In [549]:
import requests
from bs4 import BeautifulSoup
import pandas as pd
import re
import pickle

# First we are going to scrape `findmeglutenfree.com` as `gf`

In [329]:
# This is the way we connect to the webpage we are going to scrape
data_gf = requests.get("https://www.findmeglutenfree.com/es/madrid")

In [330]:
# Response code of 200 is good
data_gf.status_code

200

In [331]:
# We are now putting the website throught the BS parser
soup = BeautifulSoup(data_gf.text)

In [332]:
# Here we grabbed all the "div" tags to explore what we get
div = soup.select("div")
type(div)

bs4.element.ResultSet

In [333]:
# the 5th Index of this list contains what we are looking for
len(div)

153

In [334]:
# This is a little more precise but we still don't have exactly what we want
ul = soup.select("ul.list-unstyled.mt-4.mb-4")

In [335]:
# Here is the precise location of the names of our restaruants saved to a variable "name"
name = soup.select("a.align-middle")

In [336]:
# We have to extract the contents contained in these tags and save them
# This is our list of restaurant names
grest = [n.contents for n in name]
len(grest)

30

In [413]:
# This converts our list of lists to a list of items
gf_rest = [name[0] for name in grest]
gf_rest[:5]   

['Taberna La Concha',
 'El Arrozal',
 'Da Nicola Gran Vía',
 'Rosa Negra Madrid',
 'Sana Locura Gluten Free Bakery']

In [343]:
# Here we have the addresses of out restaurants
address = soup.select("span.sl-addr.mt-2")

In [344]:
# Now they have been extracted we will need to combine the names and the addresses in the database
gaddr = [a.contents for a in address]
len(gaddr)

30

In [414]:
# This converts our list of lists to a list of items
gf_addr = [name[0] for name in gaddr]
gf_addr[:5]

['Calle Cava Baja, 7, 28005 Madrid, Spain',
 'Calle Segovia, 13, 28005 Madrid, Spain',
 'Plaza de los Mostenses, 11, 28015 Madrid, Community of Madrid, Spain',
 'Calle del León, 16, 28014 Madrid, Madrid, Spain',
 'Calle del Gral Oraá, 49, 28006 Madrid, Spain']

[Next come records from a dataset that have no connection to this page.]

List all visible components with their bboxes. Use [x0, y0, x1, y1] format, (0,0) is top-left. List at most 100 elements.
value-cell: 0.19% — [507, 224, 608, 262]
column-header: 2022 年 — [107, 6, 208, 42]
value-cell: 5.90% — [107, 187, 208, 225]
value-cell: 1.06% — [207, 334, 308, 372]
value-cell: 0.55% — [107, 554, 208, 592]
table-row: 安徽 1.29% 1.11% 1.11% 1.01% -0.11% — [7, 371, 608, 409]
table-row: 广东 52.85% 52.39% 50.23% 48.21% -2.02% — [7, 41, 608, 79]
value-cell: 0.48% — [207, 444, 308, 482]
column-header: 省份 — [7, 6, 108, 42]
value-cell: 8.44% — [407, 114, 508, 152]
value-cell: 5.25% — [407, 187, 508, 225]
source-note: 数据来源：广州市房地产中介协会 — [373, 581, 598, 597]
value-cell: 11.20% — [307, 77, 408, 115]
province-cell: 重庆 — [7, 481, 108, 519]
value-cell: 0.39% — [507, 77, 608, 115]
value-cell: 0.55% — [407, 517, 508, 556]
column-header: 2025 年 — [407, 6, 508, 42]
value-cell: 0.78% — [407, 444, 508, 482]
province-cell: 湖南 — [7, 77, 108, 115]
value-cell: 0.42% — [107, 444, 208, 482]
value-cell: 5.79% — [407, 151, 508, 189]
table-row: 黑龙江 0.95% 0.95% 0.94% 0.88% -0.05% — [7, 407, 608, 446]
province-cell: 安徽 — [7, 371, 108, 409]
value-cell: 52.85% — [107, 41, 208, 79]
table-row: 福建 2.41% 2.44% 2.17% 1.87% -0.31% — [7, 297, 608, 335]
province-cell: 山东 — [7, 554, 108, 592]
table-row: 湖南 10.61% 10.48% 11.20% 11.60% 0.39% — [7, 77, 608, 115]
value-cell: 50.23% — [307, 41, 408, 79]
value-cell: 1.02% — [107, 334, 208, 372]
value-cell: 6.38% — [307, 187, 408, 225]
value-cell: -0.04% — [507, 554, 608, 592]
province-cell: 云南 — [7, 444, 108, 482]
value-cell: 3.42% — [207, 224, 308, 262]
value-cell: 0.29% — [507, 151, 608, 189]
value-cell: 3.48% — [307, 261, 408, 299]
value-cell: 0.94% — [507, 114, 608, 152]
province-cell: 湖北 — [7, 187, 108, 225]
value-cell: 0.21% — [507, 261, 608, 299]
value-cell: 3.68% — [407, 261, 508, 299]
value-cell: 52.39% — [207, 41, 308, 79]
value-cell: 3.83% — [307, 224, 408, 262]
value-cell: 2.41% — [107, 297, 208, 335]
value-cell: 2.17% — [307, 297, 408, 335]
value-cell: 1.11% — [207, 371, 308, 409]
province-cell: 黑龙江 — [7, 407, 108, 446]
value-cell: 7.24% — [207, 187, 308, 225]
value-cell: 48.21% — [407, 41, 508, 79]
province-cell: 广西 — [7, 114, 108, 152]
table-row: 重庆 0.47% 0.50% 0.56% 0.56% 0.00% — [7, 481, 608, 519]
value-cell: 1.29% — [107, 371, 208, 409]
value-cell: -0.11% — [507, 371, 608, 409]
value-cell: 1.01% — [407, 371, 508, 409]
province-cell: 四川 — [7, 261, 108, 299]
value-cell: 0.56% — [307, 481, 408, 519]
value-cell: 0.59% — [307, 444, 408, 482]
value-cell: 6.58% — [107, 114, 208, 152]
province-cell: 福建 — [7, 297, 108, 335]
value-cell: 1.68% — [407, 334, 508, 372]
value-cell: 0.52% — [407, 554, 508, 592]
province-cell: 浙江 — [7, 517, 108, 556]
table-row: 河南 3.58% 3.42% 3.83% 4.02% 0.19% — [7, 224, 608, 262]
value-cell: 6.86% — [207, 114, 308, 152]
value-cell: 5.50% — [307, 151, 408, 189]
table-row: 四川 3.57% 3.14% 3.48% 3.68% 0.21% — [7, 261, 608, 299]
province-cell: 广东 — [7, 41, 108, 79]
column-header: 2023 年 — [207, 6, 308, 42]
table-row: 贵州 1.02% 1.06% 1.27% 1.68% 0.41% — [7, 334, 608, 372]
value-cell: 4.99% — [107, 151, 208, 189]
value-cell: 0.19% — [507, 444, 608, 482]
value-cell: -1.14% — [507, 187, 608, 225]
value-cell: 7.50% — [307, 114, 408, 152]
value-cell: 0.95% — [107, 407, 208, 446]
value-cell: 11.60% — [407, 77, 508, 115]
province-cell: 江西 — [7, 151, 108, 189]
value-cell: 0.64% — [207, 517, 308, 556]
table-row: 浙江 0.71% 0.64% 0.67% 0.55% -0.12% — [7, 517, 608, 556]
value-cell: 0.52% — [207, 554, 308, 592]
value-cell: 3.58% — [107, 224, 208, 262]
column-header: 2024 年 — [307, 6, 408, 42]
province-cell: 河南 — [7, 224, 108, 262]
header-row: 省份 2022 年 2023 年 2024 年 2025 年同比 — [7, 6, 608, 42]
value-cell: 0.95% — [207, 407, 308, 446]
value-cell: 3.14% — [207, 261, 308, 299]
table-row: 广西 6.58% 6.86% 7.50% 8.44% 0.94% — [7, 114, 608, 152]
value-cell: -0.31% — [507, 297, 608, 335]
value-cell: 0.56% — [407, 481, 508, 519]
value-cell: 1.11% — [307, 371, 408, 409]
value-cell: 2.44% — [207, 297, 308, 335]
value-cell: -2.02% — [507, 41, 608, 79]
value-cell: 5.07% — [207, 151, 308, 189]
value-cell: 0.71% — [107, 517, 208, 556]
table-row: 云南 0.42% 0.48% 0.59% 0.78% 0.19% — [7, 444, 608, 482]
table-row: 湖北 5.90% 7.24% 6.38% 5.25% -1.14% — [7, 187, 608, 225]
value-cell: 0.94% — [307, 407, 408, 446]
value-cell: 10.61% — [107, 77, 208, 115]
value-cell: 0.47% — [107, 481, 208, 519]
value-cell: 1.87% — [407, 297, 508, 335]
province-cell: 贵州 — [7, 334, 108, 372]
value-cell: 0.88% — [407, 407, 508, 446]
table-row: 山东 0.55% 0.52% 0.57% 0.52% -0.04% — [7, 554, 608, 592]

# Next we are going to scrape `happyceliac.com` as `hc`
**First the name**

In [234]:
# We start the process over again for happyceliac.com
data_hc = requests.get("https://www.happyceliac.com/gluten-free-madrid/")

In [235]:
data_hc

<Response [200]>

In [436]:
soup = BeautifulSoup(data_hc.text)

In [None]:
name = soup.select("h3")

In [301]:
# We had one name at the end of the list that was still nesting bewteen tags 
# We are extracting it from the tags here
rest = [n.contents for n in name]
rest = rest[:-9]
r = [n.contents for n in rest[-1]]

[['Asador Maribel']]

In [419]:
# We are replacing that extracted item back into the list where is was
rest[-1]=r[0]
rest[-5:]

[['La Oriental Sin Gluten ★'],
 ['Celikatessen ★'],
 ['Sana Local ★'],
 ['Bico de Xeado\xa0'],
 ['Asador Maribel']]

In [None]:
# We create a list of items
hc_rest = []
for n in rest:
    line = re.sub(r"^\s|\s$|\s[★]", "", n[0])
    hc_rest.append(line)
hc_rest

**Now the Address**

In [None]:
address = soup.select("em")
address

In [None]:
# There were some unwanted items in this list so we selected the index of the desired lines
addr = [a.contents for a in address[1:-9]]
addr

In [442]:
# and we selected the first index of each list-type item because that contained the address
new = [line[0] for line in addr]
new[:5]

['Calle de Ventura de la Vega, 4, 28014 Madrid, Spain | ',
 'Calle de Echegaray, 5, 28014 Madrid, Spain | ',
 'Calle de Castilla, 62, 28039 Madrid, Spain | ',
 'Plaza Mostenses, 11, 28015 Madrid, Spain | ',
 'Calle de Segovia, 13, 28005 Madrid, Spain | ']

In [None]:
# Here we cleaned the addresses and they look good
hc_addr = []
for l in new:
    line = re.sub(r"\s[|]\s.*", "", l)
    hc_addr.append(line)

In [443]:
print(hc_addr[:5])
len(hc_addr)

['Calle de Ventura de la Vega, 4, 28014 Madrid, Spain', 'Calle de Echegaray, 5, 28014 Madrid, Spain', 'Calle de Castilla, 62, 28039 Madrid, Spain', 'Plaza Mostenses, 11, 28015 Madrid, Spain', 'Calle de Segovia, 13, 28005 Madrid, Spain']


18

# We are going to scrape the `viajarsingluten` as `vsg`

In [484]:
vsg_rest_tot = []
vsg_addr_tot = []

# These are all the next page links
url_list = ["https://www.viajarsingluten.com/restaurantes-sin-gluten-madrid-1_6047/",
            "https://www.viajarsingluten.com/restaurantes-sin-gluten-madrid-1_6047/2/",
            "https://www.viajarsingluten.com/restaurantes-sin-gluten-madrid-1_6047/3/",
            "https://www.viajarsingluten.com/restaurantes-sin-gluten-madrid-1_6047/4/"]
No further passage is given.